We compiled a list of some of the most common talent management mishaps made by startups, to serve as a guide to what not to do.
We understand that startups face a lot of challenges and uncertainty, which can lead them to hire employees only to have them become jacks of all trades. Startups may only have the budget for a few employees, which may lead them to have people cover all different aspects of the business.
While cross-training isn’t a bad thing, not having clear job titles and roles can lead to confusion, frustration, and an inefficient talent management strategy. You may also find that you’re putting employees into positions to which they’re not well-suited as a result to try and cover everything that needs to be done.
There is this persistent idea in Silicon Valley and among many startup leaders and employees in all areas of the country that the very word startup evokes the concept employees need to work around the clock. Startups tend to rely on technology and communication apps as their primary ways of getting in touch with one another, and that really destroys the framework of the traditional work day.
Employees are expected to be within reach at all times, whether it’s the middle of the night or a holiday.
This isn’t a good precendent, and it’s only going to lead to burnout and frustration on the part of employees.
People who lead startups are often incredibly passionate. This may be their dream come to fruition, and they want it to be perfect. They may nurture it like a child, which can lead to extreme micromanagement.
A startup CEO or leader may feel it’s best to have his or her hands in everything, but the result for employees is a feeling their employer doesn’t trust them and they don’t have the flexibility required to do their job in the best way possible, while also innovating.
On the other side of the coin is the CEO or the startup leaders who are rarely seen. This is likely because they’re busy keeping the business afloat, but when employees feel like leaders aren’t making their presence known it can decrease morale, motivation and productivity.
There needs to be a balance between too much and too little management, which can be difficult for startup leaders to master, particularly since they may be relatively new to the business world as well.

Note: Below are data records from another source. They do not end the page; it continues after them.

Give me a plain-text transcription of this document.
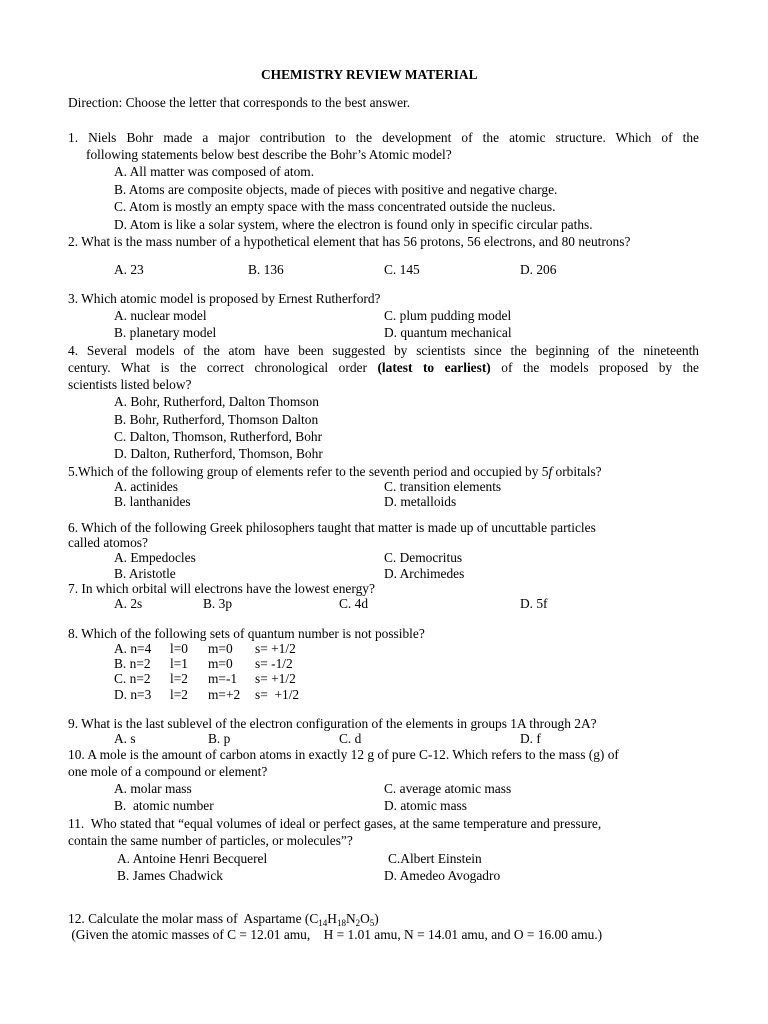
CHEMISTRY REVIEW MATERIAL
Direction: Choose the letter that corresponds to the best answer.
1. Niels Bohr made a major contribution to the development of the atomic structure. Which of the
following statements below best describe the Bohr’s Atomic model?
A. All matter was composed of atom.
B. Atoms are composite objects, made of pieces with positive and negative charge.
C. Atom is mostly an empty space with the mass concentrated outside the nucleus.
D. Atom is like a solar system, where the electron is found only in specific circular paths.
2. What is the mass number of a hypothetical element that has 56 protons, 56 electrons, and 80 neutrons?
A. 23	B. 136	C. 145	D. 206
3. Which atomic model is proposed by Ernest Rutherford?
A. nuclear model	C. plum pudding model
B. planetary model	D. quantum mechanical
4. Several models of the atom have been suggested by scientists since the beginning of the nineteenth
century. What is the correct chronological order (latest to earliest) of the models proposed by the
scientists listed below?
A. Bohr, Rutherford, Dalton Thomson
B. Bohr, Rutherford, Thomson Dalton
C. Dalton, Thomson, Rutherford, Bohr
D. Dalton, Rutherford, Thomson, Bohr
5.Which of the following group of elements refer to the seventh period and occupied by 5f orbitals?
A. actinides	C. transition elements
B. lanthanides	D. metalloids
6. Which of the following Greek philosophers taught that matter is made up of uncuttable particles
called atomos?
A. Empedocles	C. Democritus
B. Aristotle	D. Archimedes
7. In which orbital will electrons have the lowest energy?
A. 2s	B. 3p	C. 4d	D. 5f
8. Which of the following sets of quantum number is not possible?
A. n=4 l=0 m=0 s= +1/2
B. n=2 l=1 m=0 s= -1/2
C. n=2 l=2 m=-1 s= +1/2
D. n=3 l=2 m=+2 s=  +1/2
9. What is the last sublevel of the electron configuration of the elements in groups 1A through 2A?
A. s	B. p	C. d	D. f
10. A mole is the amount of carbon atoms in exactly 12 g of pure C-12. Which refers to the mass (g) of
one mole of a compound or element?
A. molar mass	C. average atomic mass
B.  atomic number	D. atomic mass
11.  Who stated that “equal volumes of ideal or perfect gases, at the same temperature and pressure,
contain the same number of particles, or molecules”?
A. Antoine Henri Becquerel	C.Albert Einstein
B. James Chadwick	D. Amedeo Avogadro
12. Calculate the molar mass of  Aspartame $(C_{14}H_{18}N_2O_5)$
(Given the atomic masses of C = 12.01 amu,    H = 1.01 amu, N = 14.01 amu, and O = 16.00 amu.)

A lot of startups will focus their talent efforts on the hiring process. There’s a sense of competition to snap up the best and brightest young developers and tech employees, and there may also be a lot of emphasis on cultural fit, but then talent management strategies seem to stop there. There seems to be the misconception that if you hire talented, well-educated people there’s no need to train them. Training and development are always a necessity, even among the most talented workforce. If you’re not investing in training and development, employees’ engagement and productivity are likely to suffer as a result, and you may see yourself with high turnover rates.
So much of what we find appealing and alluring about startups is that sense of passion, disruption and innovation. These are all great things, but unfortunately, they mean leadership that’s based on a whim.

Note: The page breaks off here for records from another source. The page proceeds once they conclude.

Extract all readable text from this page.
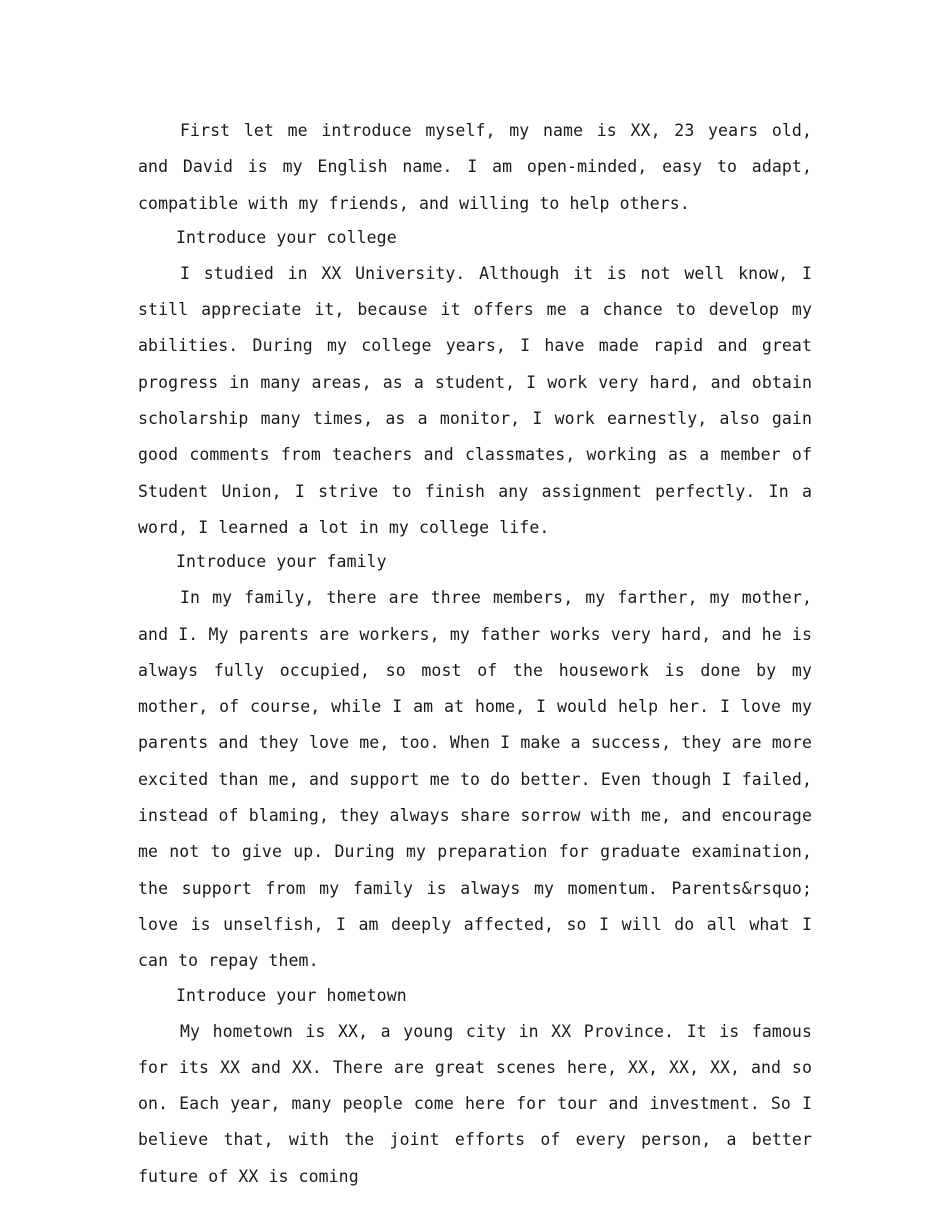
First let me introduce myself, my name is XX, 23 years old, and David is my English name. I am open-minded, easy to adapt, compatible with my friends, and willing to help others.

Introduce your college

I studied in XX University. Although it is not well know, I still appreciate it, because it offers me a chance to develop my abilities. During my college years, I have made rapid and great progress in many areas, as a student, I work very hard, and obtain scholarship many times, as a monitor, I work earnestly, also gain good comments from teachers and classmates, working as a member of Student Union, I strive to finish any assignment perfectly. In a word, I learned a lot in my college life.

Introduce your family

In my family, there are three members, my farther, my mother, and I. My parents are workers, my father works very hard, and he is always fully occupied, so most of the housework is done by my mother, of course, while I am at home, I would help her. I love my parents and they love me, too. When I make a success, they are more excited than me, and support me to do better. Even though I failed, instead of blaming, they always share sorrow with me, and encourage me not to give up. During my preparation for graduate examination, the support from my family is always my momentum. Parents&rsquo; love is unselfish, I am deeply affected, so I will do all what I can to repay them.

Introduce your hometown

My hometown is XX, a young city in XX Province. It is famous for its XX and XX. There are great scenes here, XX, XX, XX, and so on. Each year, many people come here for tour and investment. So I believe that, with the joint efforts of every person, a better future of XX is coming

Startup leaders may expect employees to be mind-readers, or the way they lead may change from day-to-day.
There’s a lot of uncertainty in the world of startups, and you have to be flexible and adaptable to achieve success, but that doesn’t mean you can have a refined, concrete talent management strategy in place.
This again goes back to what we’re seeing coming from Zenefits. Startups may not have the budget to get the talent they want, so they try to create office perks that feel more like a party than work.

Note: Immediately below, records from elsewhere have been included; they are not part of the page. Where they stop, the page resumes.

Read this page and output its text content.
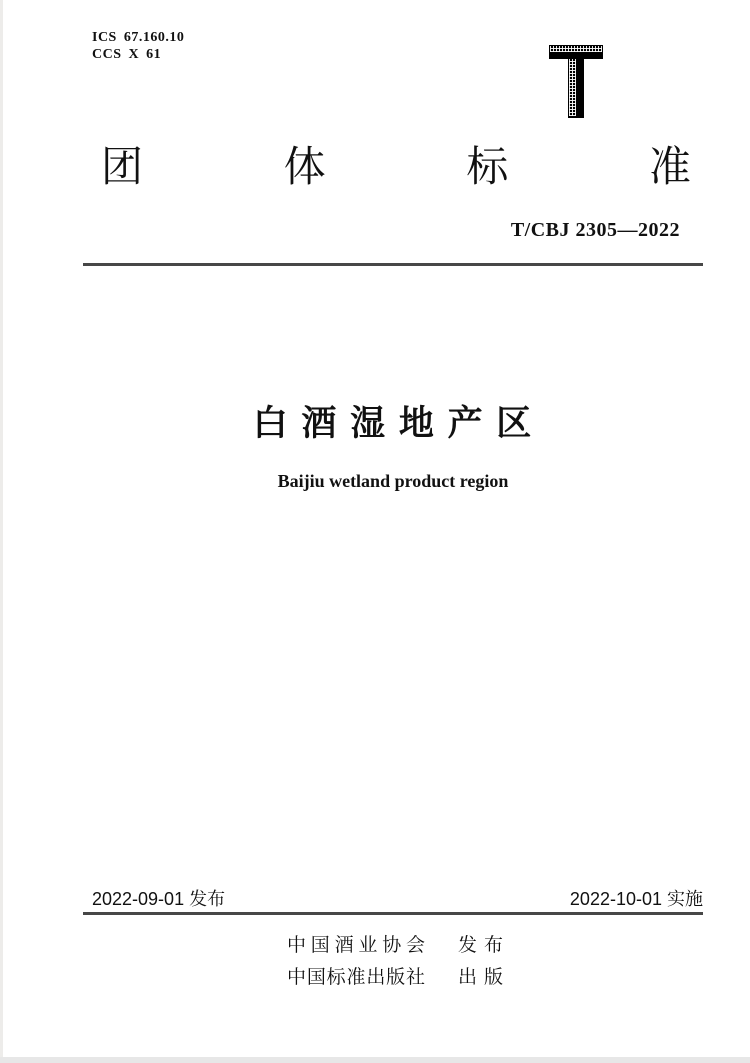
ICS 67.160.10
CCS X 61
团	体	标	准
T/CBJ 2305—2022
白 酒 湿 地 产 区
Baijiu wetland product region
2022-09-01 发布	2022-10-01 实施
中 国 酒 业 协 会 发 布
中 国 标 准 出 版 社 出 版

It’s fine to be creative with benefits, but you need to always ensure you’re keeping it professional. Having a fully-stocked bar at work may not be the best idea, nor are frequent staff parties. This can remove any level of professionalism within the company, and it can quickly spiral out of control. Competing with big firms to source talent doesn’t have to mean you create a college frat party atmosphere.
When you’re already struggling to establish your overall brand, you may not be giving enough thought to your employer brand. Before you can hire and manage talent effectively, you need to be able to clearly define who you are as an employer, what you want to achieve, and the people you think can get you there. If your employer brand is negative—for example, the perception is that you expect employees to work 14 hours a day, you have to work to change it and shape it the way you want to be seen before you can have the best possible talent management strategy.
What talent management mistakes do you frequently see startups making?